Everyone has been wondering what former Tigers pitching coach Chris Bosio allegedly said to a team employee that was bad enough to get him fired on Wednesday. Now we know. Kind of.

Kim Klement/USA TODAY Sports

Bosio spoke with Bob Nightengale of USA Today to give his side of the story and clear up what he called a “misunderstanding.” He said he was referring to Tigers pitcher Daniel Stumpf, not a clubhouse attendant:

“Someone in our coaches’ room asked me (Monday afternoon) about Stumpf,’’ Bosio said. “And I said, “Oh, you mean, ‘Spider Monkey.’ That’s his nickname. He’s a skinny little white kid who makes all of these funny faces when he works out.

“The kid thought we were talking about him. He got all upset. He assumed we were talking about him. I said, “No, no, no. We’re talking about Stumpf.’

“And that was it. I swear on my mom and dad’s graves, there was nothing else to it.’’

After the story came out, Stumpf told the Detroit Free Press on Thursday night that he has never heard that nickname for himself:

“Spider Monkey is not a nickname I have been called or I’m familiar with.”
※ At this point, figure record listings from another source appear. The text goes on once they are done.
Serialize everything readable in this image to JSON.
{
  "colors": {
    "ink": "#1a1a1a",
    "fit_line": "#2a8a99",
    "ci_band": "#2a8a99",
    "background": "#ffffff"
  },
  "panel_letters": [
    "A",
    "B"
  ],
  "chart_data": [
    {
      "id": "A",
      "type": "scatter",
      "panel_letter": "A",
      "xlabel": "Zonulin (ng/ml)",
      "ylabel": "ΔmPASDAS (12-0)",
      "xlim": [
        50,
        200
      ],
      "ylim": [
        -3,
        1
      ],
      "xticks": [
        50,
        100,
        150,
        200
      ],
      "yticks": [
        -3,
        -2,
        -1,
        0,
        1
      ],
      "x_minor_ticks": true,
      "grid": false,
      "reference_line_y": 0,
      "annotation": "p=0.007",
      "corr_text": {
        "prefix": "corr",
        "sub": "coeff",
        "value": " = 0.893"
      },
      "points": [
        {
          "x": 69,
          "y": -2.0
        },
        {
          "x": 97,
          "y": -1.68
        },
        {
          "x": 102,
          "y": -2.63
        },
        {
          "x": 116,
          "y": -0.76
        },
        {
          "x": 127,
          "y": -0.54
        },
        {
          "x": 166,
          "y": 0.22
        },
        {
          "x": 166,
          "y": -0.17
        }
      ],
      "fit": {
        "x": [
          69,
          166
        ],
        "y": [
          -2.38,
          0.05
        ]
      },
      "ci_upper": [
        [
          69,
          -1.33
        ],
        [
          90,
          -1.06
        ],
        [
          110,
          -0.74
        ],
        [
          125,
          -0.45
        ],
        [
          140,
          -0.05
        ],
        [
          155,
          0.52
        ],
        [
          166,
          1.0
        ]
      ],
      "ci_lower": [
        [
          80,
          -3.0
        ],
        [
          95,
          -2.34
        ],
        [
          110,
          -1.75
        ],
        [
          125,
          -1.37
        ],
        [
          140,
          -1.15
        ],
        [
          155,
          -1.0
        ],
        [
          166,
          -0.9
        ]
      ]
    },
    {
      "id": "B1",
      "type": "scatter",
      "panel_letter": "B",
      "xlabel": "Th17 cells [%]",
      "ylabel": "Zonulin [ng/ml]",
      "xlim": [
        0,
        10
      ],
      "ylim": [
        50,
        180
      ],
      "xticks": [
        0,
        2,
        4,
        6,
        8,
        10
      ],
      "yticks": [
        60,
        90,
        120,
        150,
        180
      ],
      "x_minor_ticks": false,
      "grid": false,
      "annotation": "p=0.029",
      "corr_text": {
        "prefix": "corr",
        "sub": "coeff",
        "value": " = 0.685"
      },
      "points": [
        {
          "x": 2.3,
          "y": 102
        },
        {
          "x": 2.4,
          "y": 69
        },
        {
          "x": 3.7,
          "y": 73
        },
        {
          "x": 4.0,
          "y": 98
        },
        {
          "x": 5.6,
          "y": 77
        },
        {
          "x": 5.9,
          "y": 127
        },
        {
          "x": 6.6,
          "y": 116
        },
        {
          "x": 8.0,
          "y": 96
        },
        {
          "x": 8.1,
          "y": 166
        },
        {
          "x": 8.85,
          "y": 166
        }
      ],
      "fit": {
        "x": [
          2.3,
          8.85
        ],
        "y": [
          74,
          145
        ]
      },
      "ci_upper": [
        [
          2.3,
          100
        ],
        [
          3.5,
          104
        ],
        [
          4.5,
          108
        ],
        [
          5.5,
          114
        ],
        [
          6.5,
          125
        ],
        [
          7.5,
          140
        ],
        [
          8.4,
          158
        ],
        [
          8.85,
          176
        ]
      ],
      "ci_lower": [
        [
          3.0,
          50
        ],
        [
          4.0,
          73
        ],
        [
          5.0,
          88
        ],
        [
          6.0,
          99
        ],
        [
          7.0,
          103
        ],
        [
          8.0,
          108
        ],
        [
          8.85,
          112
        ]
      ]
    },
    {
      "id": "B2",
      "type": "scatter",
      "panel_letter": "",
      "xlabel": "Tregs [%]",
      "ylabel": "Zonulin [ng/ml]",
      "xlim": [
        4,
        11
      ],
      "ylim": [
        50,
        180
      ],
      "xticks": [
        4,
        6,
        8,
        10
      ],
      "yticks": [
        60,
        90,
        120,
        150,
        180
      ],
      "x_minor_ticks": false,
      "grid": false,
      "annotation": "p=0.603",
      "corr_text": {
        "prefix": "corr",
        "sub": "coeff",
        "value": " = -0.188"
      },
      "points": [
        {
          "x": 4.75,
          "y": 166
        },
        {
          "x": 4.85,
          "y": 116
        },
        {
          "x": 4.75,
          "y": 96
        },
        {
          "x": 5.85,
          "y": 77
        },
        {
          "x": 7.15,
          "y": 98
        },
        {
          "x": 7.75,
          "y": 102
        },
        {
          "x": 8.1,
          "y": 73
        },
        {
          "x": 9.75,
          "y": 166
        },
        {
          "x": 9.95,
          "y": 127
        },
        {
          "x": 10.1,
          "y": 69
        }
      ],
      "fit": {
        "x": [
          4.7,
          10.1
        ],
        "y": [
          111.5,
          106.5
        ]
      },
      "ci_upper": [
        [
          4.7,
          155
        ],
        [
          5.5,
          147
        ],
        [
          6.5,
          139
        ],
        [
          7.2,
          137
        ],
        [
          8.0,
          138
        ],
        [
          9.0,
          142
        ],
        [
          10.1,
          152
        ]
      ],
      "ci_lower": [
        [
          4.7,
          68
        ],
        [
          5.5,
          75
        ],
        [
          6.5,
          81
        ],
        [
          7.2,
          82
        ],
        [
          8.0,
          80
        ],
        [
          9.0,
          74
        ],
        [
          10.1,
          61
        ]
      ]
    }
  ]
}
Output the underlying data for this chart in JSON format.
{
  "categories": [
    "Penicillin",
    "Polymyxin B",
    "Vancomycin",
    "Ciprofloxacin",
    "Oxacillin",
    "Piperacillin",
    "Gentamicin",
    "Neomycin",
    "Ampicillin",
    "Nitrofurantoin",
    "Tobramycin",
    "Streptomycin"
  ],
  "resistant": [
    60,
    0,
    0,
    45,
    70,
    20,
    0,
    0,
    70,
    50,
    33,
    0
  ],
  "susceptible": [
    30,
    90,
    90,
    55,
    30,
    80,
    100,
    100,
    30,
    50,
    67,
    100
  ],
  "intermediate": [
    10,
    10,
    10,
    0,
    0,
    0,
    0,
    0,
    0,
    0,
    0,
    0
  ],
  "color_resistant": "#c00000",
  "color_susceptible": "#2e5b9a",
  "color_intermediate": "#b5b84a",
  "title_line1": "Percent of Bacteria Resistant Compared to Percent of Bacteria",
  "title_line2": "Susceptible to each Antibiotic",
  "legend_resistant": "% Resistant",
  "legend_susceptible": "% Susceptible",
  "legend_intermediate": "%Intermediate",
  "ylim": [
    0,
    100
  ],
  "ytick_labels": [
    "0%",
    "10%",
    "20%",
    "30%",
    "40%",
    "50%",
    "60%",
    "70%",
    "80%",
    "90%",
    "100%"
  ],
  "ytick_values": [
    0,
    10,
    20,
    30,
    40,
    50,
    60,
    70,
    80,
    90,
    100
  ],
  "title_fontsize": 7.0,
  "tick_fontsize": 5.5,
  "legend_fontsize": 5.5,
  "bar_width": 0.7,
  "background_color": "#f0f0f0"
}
Bosio told Nightengale that he plans to hire an attorney and will consider filing a wrongful termination suit against the Tigers. With this incident damaging his reputation, he may become untouchable in baseball for quite a while.

If it turns out Bosio’s story is actually true, then general manager Al Avila and the Tigers will look like they acted too quickly and without all the facts. But with Stumpf denying that anyone calls him “spider monkey,” that seems unlikely at this point.

Bullpen coach Rick Anderson will assume Bosio’s former job as pitching coach for the remainder of the season.